The Big Day Sentiment

BigDayCount %>%
  inner_join(get_sentiments("bing")) %>%
  arrange(desc(n)) %>%
  head(20) %>%
  ggplot(aes(reorder(word, n), n, fill = sentiment)) +
  geom_col() +
  coord_flip() +
  facet_wrap(~sentiment, scales = "free_y") 
## Joining, by = "word"

In analyzing these graphs I found that “Shit,” “Jam,” and “Smoke” are considered to be words with a negative connotation and they were used often in the Acid Rap album. The most positive word in the album was “Love.” The word “Love” was used incredibly frequently compared to the other positive words “Lean,” “Hug,” and “Favorite.” As for the Coloring Book album, the words “Ready,” and “Praise” were sung more often than the word “Love.” These words all fall into the category of positive. The most common negative words in this album included “Fuck,” “Bitch,” and again “Smoke.” Lastly, The Big Day’s plots showed “Die,” “Fuck,” and “Crazy,” to be the most commonly used negative words within the albums lyrics.
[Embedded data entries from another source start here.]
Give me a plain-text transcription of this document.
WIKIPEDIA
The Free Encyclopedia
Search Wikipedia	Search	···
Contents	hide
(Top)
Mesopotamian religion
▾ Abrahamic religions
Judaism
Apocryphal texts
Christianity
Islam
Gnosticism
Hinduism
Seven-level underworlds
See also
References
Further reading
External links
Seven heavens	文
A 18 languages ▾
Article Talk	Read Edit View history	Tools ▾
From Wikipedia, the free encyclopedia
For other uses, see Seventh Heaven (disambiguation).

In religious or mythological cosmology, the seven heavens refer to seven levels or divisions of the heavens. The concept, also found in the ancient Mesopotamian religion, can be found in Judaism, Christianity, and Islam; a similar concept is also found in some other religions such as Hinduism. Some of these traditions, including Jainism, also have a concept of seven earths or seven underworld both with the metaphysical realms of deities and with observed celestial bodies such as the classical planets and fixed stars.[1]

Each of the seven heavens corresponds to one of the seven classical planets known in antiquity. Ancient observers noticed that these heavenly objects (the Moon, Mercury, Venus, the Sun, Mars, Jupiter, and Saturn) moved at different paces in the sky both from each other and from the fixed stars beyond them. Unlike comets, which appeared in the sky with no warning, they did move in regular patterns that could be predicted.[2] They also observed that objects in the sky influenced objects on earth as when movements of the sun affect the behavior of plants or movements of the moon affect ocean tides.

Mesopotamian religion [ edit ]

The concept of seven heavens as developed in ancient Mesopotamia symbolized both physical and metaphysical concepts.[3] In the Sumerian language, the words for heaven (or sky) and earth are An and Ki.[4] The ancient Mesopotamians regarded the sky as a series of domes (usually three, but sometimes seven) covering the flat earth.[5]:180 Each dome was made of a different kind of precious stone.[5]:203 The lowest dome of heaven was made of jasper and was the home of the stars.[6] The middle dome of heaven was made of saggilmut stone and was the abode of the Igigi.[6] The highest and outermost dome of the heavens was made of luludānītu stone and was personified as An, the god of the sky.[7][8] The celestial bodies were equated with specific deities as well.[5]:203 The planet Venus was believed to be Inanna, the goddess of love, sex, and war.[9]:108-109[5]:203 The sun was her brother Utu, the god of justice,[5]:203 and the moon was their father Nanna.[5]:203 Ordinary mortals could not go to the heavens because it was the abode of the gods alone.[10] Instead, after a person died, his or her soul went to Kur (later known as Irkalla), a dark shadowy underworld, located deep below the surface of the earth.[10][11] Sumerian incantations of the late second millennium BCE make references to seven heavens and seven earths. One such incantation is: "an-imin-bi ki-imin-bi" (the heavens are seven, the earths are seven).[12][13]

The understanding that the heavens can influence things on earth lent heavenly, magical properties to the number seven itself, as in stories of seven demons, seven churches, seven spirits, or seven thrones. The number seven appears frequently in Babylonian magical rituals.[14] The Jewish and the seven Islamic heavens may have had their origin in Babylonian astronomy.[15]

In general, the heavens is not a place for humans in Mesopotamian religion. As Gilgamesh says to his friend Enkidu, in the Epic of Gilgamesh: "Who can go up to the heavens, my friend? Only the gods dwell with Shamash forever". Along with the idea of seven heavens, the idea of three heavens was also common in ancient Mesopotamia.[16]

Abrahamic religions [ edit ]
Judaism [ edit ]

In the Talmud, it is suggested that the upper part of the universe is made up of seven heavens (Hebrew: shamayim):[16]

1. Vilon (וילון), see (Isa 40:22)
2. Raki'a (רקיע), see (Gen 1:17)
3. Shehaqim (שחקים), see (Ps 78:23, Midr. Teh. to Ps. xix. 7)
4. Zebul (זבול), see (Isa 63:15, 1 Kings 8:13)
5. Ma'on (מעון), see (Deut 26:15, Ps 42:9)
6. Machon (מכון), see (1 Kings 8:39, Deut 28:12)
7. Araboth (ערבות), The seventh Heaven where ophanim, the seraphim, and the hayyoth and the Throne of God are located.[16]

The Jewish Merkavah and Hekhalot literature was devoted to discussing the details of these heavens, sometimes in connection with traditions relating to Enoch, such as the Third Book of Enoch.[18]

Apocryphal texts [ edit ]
The word “Love,” is shown to be of frequent use again, topping the chart on the positive sentiment side. All three albums showed that love was used often as a word of positive sentiment. From this I can conclude that love seems to be a common theme throughout Chance the Rapper’s work in general. It is also important to note that in every display, there are more negative words listed than positive. This means the negative sentiment might outweigh the positive despite having a few positive words repeated more frequently.

In order to confirm once and for all if all the albums contained more of a positive or negative sentiment, I combined the three and utilized the get_sentiment(“bing”) function. From here I produced a graph that proportionally displayed the negative versus the positive sentiment throughout the three albums.

The above plot proves that negative sentiment supersedes positive sentiment in overall word choice.

Conclusion

All in all, my hypothesis was proven to be false. As surprising as these results were, it proves to show that the music does contribute a lot to the positive vibe of a song and/or album. Meanwhile, the lyrics may be telling a negative story.

Future research might focus on the musical aspect of the albums as opposed to the lyrical. Comparisons could also be made to different artists including other rappers and beyond.